Some stocks require more liquidity than others. Investors in Berkshire Hathaway, Inc. (BRK.A) don’t particularly require millions of shares traded on a daily basis.
The position just bounced off an all-time record-high of around $547.00, which, to some, might just be too high of a per-share price. The stock only trades around 340,000 shares a day on average, which is pretty low considering the company’s market capitalization is just more than $18.0 billion.
The stock has doubled over the last three years and has quintupled over the last five and a half.
For all the hype, however, the company is delivering the goods. In its second fiscal quarter of 2014 (ended February 15, 2014), total sales improved 7.3% to $2.0 billion. Domestic same-store sales (stores open for a minimum of one year) grew 4.3% during the quarter, which is very good for any mature retailer.

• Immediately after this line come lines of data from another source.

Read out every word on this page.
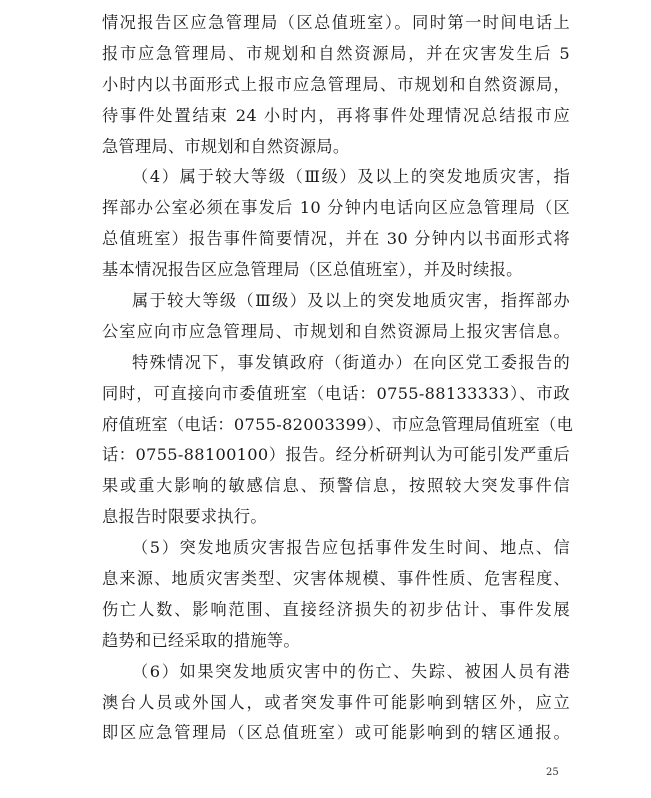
情况报告区应急管理局（区总值班室）。同时第一时间电话上
报市应急管理局、市规划和自然资源局，并在灾害发生后 5
小时内以书面形式上报市应急管理局、市规划和自然资源局，
待事件处置结束 24 小时内，再将事件处理情况总结报市应
急管理局、市规划和自然资源局。
（4）属于较大等级（Ⅲ级）及以上的突发地质灾害，指
挥部办公室必须在事发后 10 分钟内电话向区应急管理局（区
总值班室）报告事件简要情况，并在 30 分钟内以书面形式将
基本情况报告区应急管理局（区总值班室），并及时续报。
属于较大等级（Ⅲ级）及以上的突发地质灾害，指挥部办
公室应向市应急管理局、市规划和自然资源局上报灾害信息。
特殊情况下，事发镇政府（街道办）在向区党工委报告的
同时，可直接向市委值班室（电话：0755-88133333）、市政
府值班室（电话：0755-82003399）、市应急管理局值班室（电
话：0755-88100100）报告。经分析研判认为可能引发严重后
果或重大影响的敏感信息、预警信息，按照较大突发事件信
息报告时限要求执行。
（5）突发地质灾害报告应包括事件发生时间、地点、信
息来源、地质灾害类型、灾害体规模、事件性质、危害程度、
伤亡人数、影响范围、直接经济损失的初步估计、事件发展
趋势和已经采取的措施等。
（6）如果突发地质灾害中的伤亡、失踪、被困人员有港
澳台人员或外国人，或者突发事件可能影响到辖区外，应立
即区应急管理局（区总值班室）或可能影响到的辖区通报。
25
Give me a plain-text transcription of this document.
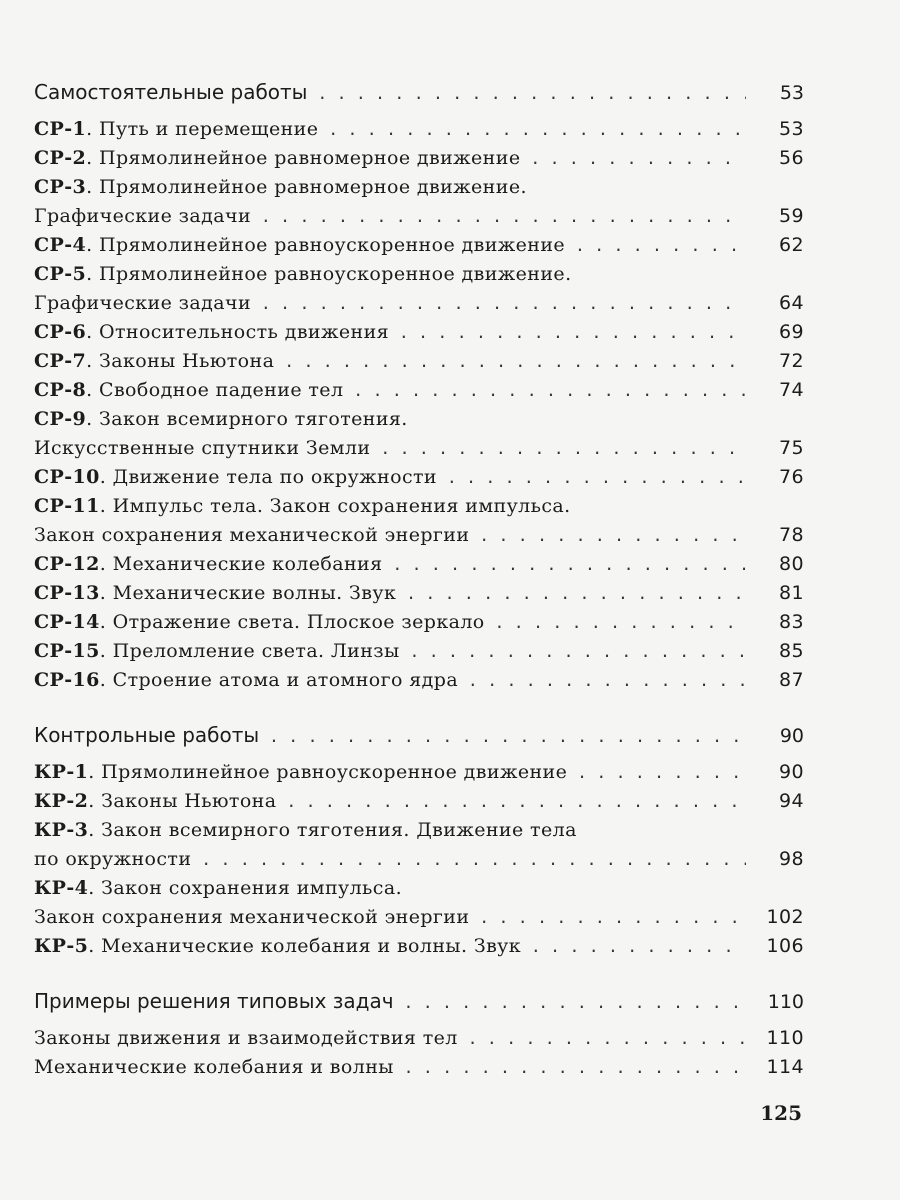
Самостоятельные работы . . .	53
СР-1 . Путь и перемещение . . .	53
СР-2 . Прямолинейное равномерное движение . . .	56
СР-3 . Прямолинейное равномерное движение.
Графические задачи . . .	59
СР-4 . Прямолинейное равноускоренное движение . . .	62
СР-5 . Прямолинейное равноускоренное движение.
Графические задачи . . .	64
СР-6 . Относительность движения . . .	69
СР-7 . Законы Ньютона . . .	72
СР-8 . Свободное падение тел . . .	74
СР-9 . Закон всемирного тяготения.
Искусственные спутники Земли . . .	75
СР-10 . Движение тела по окружности . . .	76
СР-11 . Импульс тела. Закон сохранения импульса.
Закон сохранения механической энергии . . .	78
СР-12 . Механические колебания . . .	80
СР-13 . Механические волны. Звук . . .	81
СР-14 . Отражение света. Плоское зеркало . . .	83
СР-15 . Преломление света. Линзы . . .	85
СР-16 . Строение атома и атомного ядра . . .	87
Контрольные работы . . .	90
КР-1 . Прямолинейное равноускоренное движение . . .	90
КР-2 . Законы Ньютона . . .	94
КР-3 . Закон всемирного тяготения. Движение тела
по окружности . . .	98
КР-4 . Закон сохранения импульса.
Закон сохранения механической энергии . . .	102
КР-5 . Механические колебания и волны. Звук . . .	106
Примеры решения типовых задач . . .	110
Законы движения и взаимодействия тел . . .	110
Механические колебания и волны . . .	114
125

Earnings in its latest quarter increased 9.4% to $192.8 million, with diluted earnings per share rising 17.8% to $4.78.
The company bought back 404,000 of its own common shares during its fiscal second quarter at an average price of $495.00 per share, spending $200 million.
Since the beginning of the year, AutoZone has bought back some 1.08 million of its own stock for $492 million, and the company is currently still authorized to buy back another $727 million if it wishes to do so.
In a low liquidity stock such as AutoZone’s, share repurchases have proven to be material, and they’ve definitely helped shareholder returns. The company’s stock chart is featured below:
Chart courtesy of www.StockCharts.com
In its fiscal second quarter, AutoZone opened 28 new stores in the U.S. and four in Mexico. Its latest quarter represented the company’s 13th consecutive quarter of double-digit earnings-per-share (EPS) growth, which is partially due to share repurchases.
AutoZone may deliberately be keeping its common shares outstanding low as a way to boost its share price performance and keep shareholders happy.
But an $18.0-billion stock like this could easily effect a 10-for-one share split to boost its liquidity. Management seemingly doesn’t show much interest or it would have done so already; with a share price performance like this, perhaps it doesn’t have to.
The company’s fiscal second quarter handily beat Wall Street estimates, and like so many other stocks this year, it sold off on the news.
As much as this stock has appreciated over the last several years, it doesn’t seem overpriced in terms of earnings valuation, and current estimates for future quarters and the current fiscal year will be going up.
Corporate share repurchases are a powerful tool, and they’ve proven to work well for shareholders. (See “The Six Things I Look for in a Company Before Buying Its Stock.”) Plus, they’re not just for dividend paying stocks.
As corporate cash balances continue to swell, share buybacks are likely to increase this year.